CICZ-FM is a Canadian radio station, broadcasting at 104.1 FM in Midland, Ontario. The station, owned by Bell Media, airs an adult hits format branded as Bounce 104.1.

History
Midland-Penetang Broadcasting Ltd. opened CKMP 1230 AM on July 1, 1959 with studios at 196 Dominion Avenue in Downtown Midland. The "MP" in the call letters was for the towns of Midland and Penetanguishene. CKMP was home to many well-known announcers, including Jim Van Horne, Brian Henderson, Dan McLean and Ken Rowland.

The studios moved in 1990 to a new facility on Cranston Crescent off Highway 12 in Midland, in a facility that also housed Telemedia's community newspapers. On June 3, 1992, CKMP was given permission to rebroadcast the programming of co-owned CFOR in Orillia between 1:00 and 6:00 a.m. (with local inserts). When the simulcast began, CKMP's format changed from AC gold to country.

CKMP moved to 104.1 FM in 1994, changing call letters to CICZ-FM, while CFOR became CICX-FM, broadcasting at 105.9 FM. Both stations were branded as KICX-FM, sharing announcers and programming for much of their daily schedule. This arrangement continued until CICX switched to the "EZ Rock" format in 1996.

Larche Communications purchased CICZ from Telemedia in 1997, and acquired CICX from Rogers Communications in 2007.

On March 3, 2008, Larche moved the country format to CICX, replacing the Orillia station's former "Jack FM" format, and adopted the classic rock format on CICZ. Most recently, the station adopted a classic hits format as 104.1 The Dock.

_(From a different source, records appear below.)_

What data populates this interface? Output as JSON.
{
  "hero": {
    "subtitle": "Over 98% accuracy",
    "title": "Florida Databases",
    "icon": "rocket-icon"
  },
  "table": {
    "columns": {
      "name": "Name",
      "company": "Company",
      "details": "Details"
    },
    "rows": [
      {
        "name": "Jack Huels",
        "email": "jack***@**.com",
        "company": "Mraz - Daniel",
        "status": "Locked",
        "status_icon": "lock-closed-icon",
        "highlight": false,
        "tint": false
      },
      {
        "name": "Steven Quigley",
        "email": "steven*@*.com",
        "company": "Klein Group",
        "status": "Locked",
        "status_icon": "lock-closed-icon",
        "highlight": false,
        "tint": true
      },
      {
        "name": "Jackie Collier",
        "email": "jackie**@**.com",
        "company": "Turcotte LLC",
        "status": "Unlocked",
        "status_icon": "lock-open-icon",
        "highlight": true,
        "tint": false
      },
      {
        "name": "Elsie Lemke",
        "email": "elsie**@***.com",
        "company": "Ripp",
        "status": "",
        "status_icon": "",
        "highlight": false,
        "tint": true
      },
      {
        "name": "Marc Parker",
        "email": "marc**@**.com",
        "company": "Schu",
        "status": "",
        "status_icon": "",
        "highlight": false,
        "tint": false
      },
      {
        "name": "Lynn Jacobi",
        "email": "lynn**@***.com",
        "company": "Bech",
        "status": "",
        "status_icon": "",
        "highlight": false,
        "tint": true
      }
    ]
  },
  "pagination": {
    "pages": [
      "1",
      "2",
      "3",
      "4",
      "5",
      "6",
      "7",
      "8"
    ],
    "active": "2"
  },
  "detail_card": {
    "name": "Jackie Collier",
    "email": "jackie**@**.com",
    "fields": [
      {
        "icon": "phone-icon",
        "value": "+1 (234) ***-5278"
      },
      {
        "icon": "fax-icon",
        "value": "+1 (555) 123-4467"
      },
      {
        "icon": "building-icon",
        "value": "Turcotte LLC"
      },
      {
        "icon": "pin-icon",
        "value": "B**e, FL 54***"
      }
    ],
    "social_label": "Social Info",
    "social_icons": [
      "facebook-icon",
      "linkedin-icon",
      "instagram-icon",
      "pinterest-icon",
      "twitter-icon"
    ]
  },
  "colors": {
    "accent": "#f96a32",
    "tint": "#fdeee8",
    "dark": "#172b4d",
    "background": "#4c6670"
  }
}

In July 2011, Larche Communications applied to increase CICZ-FM's power from 9,354 watts (20,000 watts Max. ERP) to 33,500 watts (100,000 watts Max. ERP). This application was denied on June 4, 2012.

On August 9, 2017, Bell Media announced that it would acquire CICZ. Bell Media received approval from the CRTC on February 14, 2018.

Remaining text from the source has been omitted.